Future soldiers may be wearing ‘Iron Man’ suits
A lunchtime crowd is gathering beside the parking lot at Raytheon Sarcos, the defense contractor, on a recent day in Salt Lake City. White-collar workers from nearby office parks stand with their yogurt cups and sandwiches, watching with quiet awe as a man in a metal suit — sort of half-man, half-robot — performs superhuman feats of strength.
This may be the closest these people will get to a real-life “Iron Man,” the character from the comic books and hit movies.
Inside a prosthetic shell of metal and hydraulics, Raytheon test engineer Rex Jameson is putting an XOS-2 exoskeleton through its paces.
As the crowd watches, Jameson uses his robot hydraulic arm to shadowbox, break three inches of pine boards and toss around 72-pound ammunition cases like a bored contestant on the “World’s Strongest Man.”
The suit moves as he moves and amplifies his strength 17-fold. It doesn’t fly though.
“You don’t have this immense feeling of strength,” Jameson says. “It’s just when you go to do something that you couldn’t do without it, then that’s when you notice it.”
Jameson is part of a team designing in real life what comic books and Hollywood have promised for years: bringing an “Iron Man”-like suit to the battlefield.
Raytheon is seeking to develop the suits to help the U.S. military carry supplies, and claims that one operator in an exoskeleton suit can do the work of two to three soldiers. If all goes as planned, the company hopes to see “Iron Man” suits deployed in the field by 2015.
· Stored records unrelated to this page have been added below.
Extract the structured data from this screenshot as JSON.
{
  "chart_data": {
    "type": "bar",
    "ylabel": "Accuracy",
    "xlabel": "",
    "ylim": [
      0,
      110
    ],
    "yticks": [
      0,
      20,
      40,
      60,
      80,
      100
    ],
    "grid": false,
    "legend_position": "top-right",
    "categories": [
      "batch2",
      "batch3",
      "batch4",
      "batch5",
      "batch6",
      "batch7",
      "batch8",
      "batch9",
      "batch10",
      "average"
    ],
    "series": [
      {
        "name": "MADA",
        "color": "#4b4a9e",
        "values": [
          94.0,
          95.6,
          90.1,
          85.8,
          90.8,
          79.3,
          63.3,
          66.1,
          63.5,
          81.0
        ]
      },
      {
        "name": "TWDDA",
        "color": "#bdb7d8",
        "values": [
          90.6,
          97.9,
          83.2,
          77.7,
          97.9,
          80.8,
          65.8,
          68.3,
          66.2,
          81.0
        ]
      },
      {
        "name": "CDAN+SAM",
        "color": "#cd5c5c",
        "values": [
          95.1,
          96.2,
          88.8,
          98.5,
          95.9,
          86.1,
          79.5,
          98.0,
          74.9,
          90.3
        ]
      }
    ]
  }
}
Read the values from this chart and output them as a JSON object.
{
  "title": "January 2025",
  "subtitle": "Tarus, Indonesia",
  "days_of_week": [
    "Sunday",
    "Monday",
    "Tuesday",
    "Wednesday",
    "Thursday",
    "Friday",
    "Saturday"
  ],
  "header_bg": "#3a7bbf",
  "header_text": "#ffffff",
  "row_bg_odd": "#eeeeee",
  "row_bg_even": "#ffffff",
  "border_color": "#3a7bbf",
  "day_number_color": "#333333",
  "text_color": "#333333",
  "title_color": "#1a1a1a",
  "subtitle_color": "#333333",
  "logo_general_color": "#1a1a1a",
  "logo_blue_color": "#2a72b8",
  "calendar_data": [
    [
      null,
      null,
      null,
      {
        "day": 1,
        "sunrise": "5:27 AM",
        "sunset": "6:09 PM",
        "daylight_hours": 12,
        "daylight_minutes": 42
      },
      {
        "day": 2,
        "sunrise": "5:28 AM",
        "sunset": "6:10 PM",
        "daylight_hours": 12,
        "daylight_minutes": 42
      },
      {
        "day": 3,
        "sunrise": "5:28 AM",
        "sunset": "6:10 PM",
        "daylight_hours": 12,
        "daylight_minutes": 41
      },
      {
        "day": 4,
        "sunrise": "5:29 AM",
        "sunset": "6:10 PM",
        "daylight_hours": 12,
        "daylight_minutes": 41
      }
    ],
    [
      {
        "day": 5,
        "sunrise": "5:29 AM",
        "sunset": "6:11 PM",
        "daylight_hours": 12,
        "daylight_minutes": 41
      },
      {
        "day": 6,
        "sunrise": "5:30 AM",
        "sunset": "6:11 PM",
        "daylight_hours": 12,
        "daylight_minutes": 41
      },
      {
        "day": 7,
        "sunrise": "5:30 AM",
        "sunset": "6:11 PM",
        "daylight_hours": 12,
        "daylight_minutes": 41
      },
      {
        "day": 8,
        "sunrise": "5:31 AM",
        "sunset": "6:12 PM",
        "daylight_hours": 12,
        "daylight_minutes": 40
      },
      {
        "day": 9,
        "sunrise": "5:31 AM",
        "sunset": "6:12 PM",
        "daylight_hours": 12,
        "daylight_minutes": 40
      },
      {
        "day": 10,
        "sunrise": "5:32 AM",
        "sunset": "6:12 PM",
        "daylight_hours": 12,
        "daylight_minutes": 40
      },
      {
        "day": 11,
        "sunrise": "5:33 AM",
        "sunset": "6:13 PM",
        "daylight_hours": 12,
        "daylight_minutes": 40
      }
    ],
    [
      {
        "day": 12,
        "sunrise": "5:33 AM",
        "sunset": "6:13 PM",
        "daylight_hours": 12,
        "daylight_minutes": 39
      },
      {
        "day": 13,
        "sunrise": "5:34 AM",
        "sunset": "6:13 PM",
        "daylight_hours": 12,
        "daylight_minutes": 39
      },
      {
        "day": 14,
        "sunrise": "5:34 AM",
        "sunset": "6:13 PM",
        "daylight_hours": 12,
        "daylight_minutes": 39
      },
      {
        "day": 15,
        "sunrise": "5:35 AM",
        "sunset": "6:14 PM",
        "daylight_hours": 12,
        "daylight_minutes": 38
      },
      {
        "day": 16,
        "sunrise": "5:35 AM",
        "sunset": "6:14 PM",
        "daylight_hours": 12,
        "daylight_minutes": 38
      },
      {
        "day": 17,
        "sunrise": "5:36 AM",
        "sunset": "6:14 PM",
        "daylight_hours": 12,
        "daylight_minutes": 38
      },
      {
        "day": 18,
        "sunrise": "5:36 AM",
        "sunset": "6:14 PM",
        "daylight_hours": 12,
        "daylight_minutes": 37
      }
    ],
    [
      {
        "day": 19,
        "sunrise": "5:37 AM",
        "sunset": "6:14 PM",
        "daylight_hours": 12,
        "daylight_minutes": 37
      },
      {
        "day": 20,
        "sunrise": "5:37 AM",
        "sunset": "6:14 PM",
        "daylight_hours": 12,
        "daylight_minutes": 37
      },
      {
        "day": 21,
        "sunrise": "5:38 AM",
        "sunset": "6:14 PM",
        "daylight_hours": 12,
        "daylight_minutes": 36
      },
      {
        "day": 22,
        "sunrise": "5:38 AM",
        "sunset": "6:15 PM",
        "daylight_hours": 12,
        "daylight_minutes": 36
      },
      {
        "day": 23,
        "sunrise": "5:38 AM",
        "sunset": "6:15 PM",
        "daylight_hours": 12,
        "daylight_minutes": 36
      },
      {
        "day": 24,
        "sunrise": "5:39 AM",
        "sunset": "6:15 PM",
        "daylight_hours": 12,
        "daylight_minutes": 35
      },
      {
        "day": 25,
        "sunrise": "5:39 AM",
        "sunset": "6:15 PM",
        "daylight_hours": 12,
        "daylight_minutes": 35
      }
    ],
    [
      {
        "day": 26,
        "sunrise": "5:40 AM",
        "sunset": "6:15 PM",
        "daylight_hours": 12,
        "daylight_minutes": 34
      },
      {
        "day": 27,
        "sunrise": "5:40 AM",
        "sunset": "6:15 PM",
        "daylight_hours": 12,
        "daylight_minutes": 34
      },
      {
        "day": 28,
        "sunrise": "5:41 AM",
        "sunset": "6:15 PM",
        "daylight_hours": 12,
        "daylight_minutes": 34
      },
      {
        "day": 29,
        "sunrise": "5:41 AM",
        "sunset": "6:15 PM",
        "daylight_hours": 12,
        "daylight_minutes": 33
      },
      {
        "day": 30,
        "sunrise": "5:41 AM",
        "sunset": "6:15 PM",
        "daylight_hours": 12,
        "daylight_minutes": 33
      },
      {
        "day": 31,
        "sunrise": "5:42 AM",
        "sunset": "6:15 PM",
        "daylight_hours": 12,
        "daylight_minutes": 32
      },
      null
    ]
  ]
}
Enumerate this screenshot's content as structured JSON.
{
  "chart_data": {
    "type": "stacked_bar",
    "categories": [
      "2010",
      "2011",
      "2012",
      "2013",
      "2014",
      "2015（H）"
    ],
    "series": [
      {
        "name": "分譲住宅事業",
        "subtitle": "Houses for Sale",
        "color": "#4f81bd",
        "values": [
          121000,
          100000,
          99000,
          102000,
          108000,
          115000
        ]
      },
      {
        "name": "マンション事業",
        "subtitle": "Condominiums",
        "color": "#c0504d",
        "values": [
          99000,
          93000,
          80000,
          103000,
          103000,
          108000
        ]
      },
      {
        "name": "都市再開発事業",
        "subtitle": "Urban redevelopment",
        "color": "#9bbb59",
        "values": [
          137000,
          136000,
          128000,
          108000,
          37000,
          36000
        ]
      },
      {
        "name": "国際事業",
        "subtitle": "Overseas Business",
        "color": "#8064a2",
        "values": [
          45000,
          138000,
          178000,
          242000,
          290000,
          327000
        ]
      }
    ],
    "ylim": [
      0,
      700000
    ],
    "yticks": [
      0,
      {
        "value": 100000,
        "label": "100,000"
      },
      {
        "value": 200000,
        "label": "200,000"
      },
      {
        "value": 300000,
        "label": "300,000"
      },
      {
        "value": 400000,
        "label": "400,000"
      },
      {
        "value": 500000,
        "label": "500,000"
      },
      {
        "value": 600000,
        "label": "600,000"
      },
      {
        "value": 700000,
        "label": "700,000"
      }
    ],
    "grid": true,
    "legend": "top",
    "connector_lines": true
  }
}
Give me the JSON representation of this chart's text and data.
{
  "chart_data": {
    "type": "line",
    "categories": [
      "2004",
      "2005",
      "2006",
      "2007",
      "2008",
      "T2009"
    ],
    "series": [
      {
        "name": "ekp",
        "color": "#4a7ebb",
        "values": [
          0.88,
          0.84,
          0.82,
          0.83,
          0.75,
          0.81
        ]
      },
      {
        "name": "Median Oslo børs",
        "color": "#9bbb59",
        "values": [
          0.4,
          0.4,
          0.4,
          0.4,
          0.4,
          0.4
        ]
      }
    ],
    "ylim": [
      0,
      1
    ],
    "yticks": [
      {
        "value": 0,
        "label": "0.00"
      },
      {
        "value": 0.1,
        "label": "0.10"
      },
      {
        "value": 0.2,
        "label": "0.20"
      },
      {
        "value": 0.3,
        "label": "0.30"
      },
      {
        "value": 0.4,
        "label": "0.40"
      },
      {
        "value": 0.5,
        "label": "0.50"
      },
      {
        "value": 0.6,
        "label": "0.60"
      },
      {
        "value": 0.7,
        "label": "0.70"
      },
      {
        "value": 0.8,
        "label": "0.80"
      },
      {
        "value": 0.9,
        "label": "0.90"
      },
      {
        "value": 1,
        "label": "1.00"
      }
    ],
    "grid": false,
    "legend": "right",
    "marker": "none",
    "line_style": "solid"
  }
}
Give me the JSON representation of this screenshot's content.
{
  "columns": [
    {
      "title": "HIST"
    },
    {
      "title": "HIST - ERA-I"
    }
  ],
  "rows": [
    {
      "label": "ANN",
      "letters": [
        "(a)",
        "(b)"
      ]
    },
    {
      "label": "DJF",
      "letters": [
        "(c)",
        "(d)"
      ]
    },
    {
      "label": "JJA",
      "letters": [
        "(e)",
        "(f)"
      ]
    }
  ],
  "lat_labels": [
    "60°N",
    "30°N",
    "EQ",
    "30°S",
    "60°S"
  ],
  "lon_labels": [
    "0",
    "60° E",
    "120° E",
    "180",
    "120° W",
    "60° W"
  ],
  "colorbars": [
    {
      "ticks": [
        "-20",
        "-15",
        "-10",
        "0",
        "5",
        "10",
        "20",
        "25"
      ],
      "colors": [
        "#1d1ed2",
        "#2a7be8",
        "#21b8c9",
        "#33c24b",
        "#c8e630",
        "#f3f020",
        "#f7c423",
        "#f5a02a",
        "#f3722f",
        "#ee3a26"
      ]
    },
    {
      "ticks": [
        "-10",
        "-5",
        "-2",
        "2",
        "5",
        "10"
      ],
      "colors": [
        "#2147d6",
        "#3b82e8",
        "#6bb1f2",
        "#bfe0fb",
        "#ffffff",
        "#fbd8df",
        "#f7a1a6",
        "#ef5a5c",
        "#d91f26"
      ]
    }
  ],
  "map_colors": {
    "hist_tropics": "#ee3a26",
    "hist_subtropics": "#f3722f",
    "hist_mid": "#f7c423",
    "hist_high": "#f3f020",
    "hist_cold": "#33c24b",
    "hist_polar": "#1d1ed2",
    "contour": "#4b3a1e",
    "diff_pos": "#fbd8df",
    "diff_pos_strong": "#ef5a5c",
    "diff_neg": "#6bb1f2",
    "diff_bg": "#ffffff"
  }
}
“The logistics personnel in the military typically move 16,000 pounds a day, which is an awful lot of load,” said Fraser Smith, vice president of operations for Raytheon Sarcos. The XOS-2 suit can be used in tight spaces where a forklift cannot.
And with the extra of strength the robot gives the operator, “that means you exert one pound, and it exerts 17. That’s a major amplification of strength and that’s all load the person doesn’t have to carry themselves,” Smith said.